NIBSS Instant Payments (NIP) was launched in 2011 by NIBSS to electronically facilitate real-time bank transfers. In that same year, the apex bank directed all banks to adopt a standardised 10-digit account number format known as Nigeria Uniform Bank Account Number (NUBAN). Up until then, account numbers had varying lengths and formats.
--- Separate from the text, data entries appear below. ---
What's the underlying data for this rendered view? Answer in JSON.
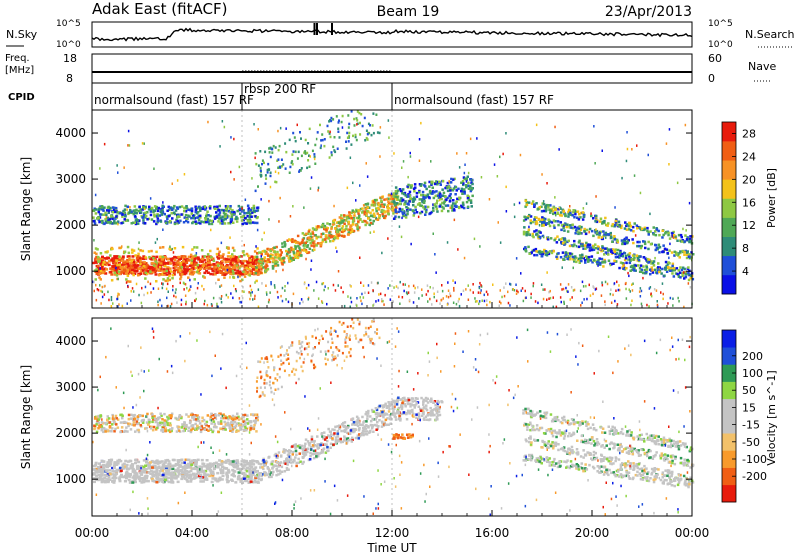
{
  "header": {
    "title": "Adak East (fitACF)",
    "beam": "Beam 19",
    "date": "23/Apr/2013"
  },
  "strip_labels": {
    "nsky": "N.Sky",
    "nsearch": "N.Search",
    "freq": "Freq.",
    "freq_unit": "[MHz]",
    "nave": "Nave",
    "cpid": "CPID"
  },
  "noise_axis": {
    "left_ticks": [
      "10^5",
      "10^0"
    ],
    "right_ticks": [
      "10^5",
      "10^0"
    ]
  },
  "freq_axis": {
    "left_ticks": [
      "18",
      "8"
    ],
    "right_ticks": [
      "60",
      "0"
    ]
  },
  "cpid_segments": [
    {
      "label": "normalsound (fast) 157 RF",
      "start_hour": 0,
      "end_hour": 6
    },
    {
      "label": "rbsp 200 RF",
      "start_hour": 6,
      "end_hour": 12
    },
    {
      "label": "normalsound (fast) 157 RF",
      "start_hour": 12,
      "end_hour": 24
    }
  ],
  "x_axis": {
    "label": "Time UT",
    "ticks": [
      "00:00",
      "04:00",
      "08:00",
      "12:00",
      "16:00",
      "20:00",
      "00:00"
    ],
    "range_hours": [
      0,
      24
    ]
  },
  "colors": {
    "power": [
      "#0a10e6",
      "#1f4fd8",
      "#2e8c78",
      "#4fa856",
      "#8ec843",
      "#f4c21a",
      "#f79225",
      "#f05e14",
      "#e81b0c"
    ],
    "velocity": [
      "#e81b0c",
      "#f05e14",
      "#f89a2b",
      "#f2c16a",
      "#c4c4c4",
      "#c4c4c4",
      "#8ed643",
      "#2e9a55",
      "#1f4fd8",
      "#0a1ee6"
    ]
  },
  "chart_data": [
    {
      "type": "heatmap",
      "name": "power",
      "ylabel": "Slant Range [km]",
      "y_ticks": [
        "1000",
        "2000",
        "3000",
        "4000"
      ],
      "ylim": [
        200,
        4500
      ],
      "colorbar_label": "Power [dB]",
      "colorbar_ticks": [
        "4",
        "8",
        "12",
        "16",
        "20",
        "24",
        "28"
      ],
      "colorbar_range": [
        0,
        30
      ],
      "features": [
        {
          "desc": "strong low band",
          "hours": [
            0,
            6.5
          ],
          "range_km": [
            900,
            1400
          ],
          "value_db": 26
        },
        {
          "desc": "rising band",
          "hours": [
            6.5,
            12
          ],
          "range_km_start": [
            1100,
            1600
          ],
          "range_km_end": [
            2400,
            2900
          ],
          "value_db": 18
        },
        {
          "desc": "upper band",
          "hours": [
            0,
            6.5
          ],
          "range_km": [
            2100,
            2400
          ],
          "value_db": 10
        },
        {
          "desc": "evening bands",
          "hours": [
            17,
            24
          ],
          "range_km_start": [
            1800,
            2400
          ],
          "range_km_end": [
            1000,
            1600
          ],
          "value_db": 12
        }
      ]
    },
    {
      "type": "heatmap",
      "name": "velocity",
      "ylabel": "Slant Range [km]",
      "y_ticks": [
        "1000",
        "2000",
        "3000",
        "4000"
      ],
      "ylim": [
        200,
        4500
      ],
      "colorbar_label": "Velocity [m s^-1]",
      "colorbar_ticks": [
        "200",
        "100",
        "50",
        "15",
        "-15",
        "-50",
        "-100",
        "-200"
      ],
      "colorbar_range": [
        -250,
        250
      ],
      "features": [
        {
          "desc": "ground scatter low band",
          "hours": [
            0,
            6.5
          ],
          "range_km": [
            900,
            1500
          ],
          "value_ms": 0
        },
        {
          "desc": "rising ground scatter",
          "hours": [
            6.5,
            14
          ],
          "range_km_start": [
            1100,
            1600
          ],
          "range_km_end": [
            2400,
            2900
          ],
          "value_ms": 0
        },
        {
          "desc": "ionospheric scatter",
          "hours": [
            0,
            6.5
          ],
          "range_km": [
            2100,
            2400
          ],
          "value_ms": -40
        },
        {
          "desc": "patch near 12:00",
          "hours": [
            12,
            12.8
          ],
          "range_km": [
            1900,
            2000
          ],
          "value_ms": -60
        }
      ]
    }
  ]
}
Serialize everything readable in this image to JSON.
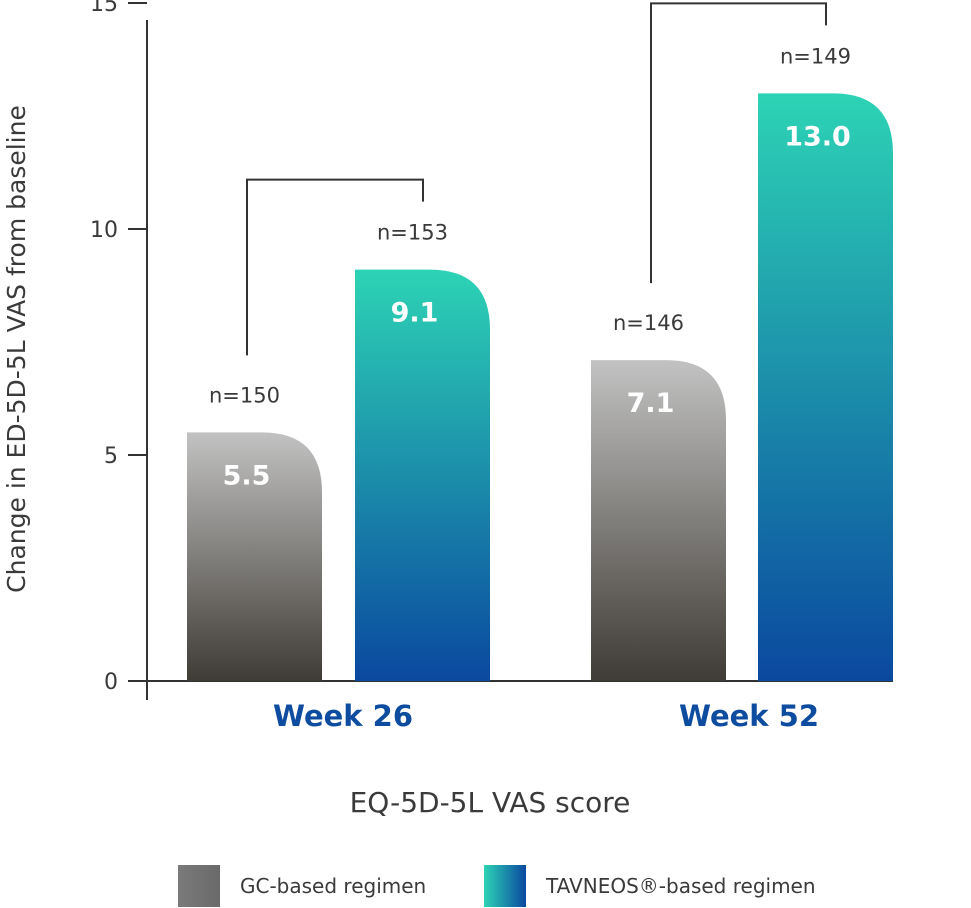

This introduction of a standard NUBAN format made it easier to validate electronic payments and routing.

The Central Bank of Nigeria (CBN) also made it necessary for future categories of financial institutions such as mobile money operators and payment service banks to connect directly to NIP and were interoperable with the rest of the Nigerian financial system.

With NIP, customers had access to an electronic transfer service that could reliably and cheaply perform bank transfers without having to queue in banks.

According to the NIBSS data, electronic payment transactions in Nigeria rose to N387 trillion in 2022, hitting an all-time high as more Nigerians embrace cashless payments.

The value recorded on the NIBSS instant payment represents a 42 percent increase over the N272 trillion recorded in 2021 and a 72 percent increase from 2020.

This is more than the total amount processed from 2017 to 2019 combined (₦224 trillion).

These numbers do not include intra-bank transfers (transfers within the same bank) or transfers through other payment platforms like NIBSS Electronic Fund Transfer (NEFT) or other payment channels like Central pay, cheques, and point of sale.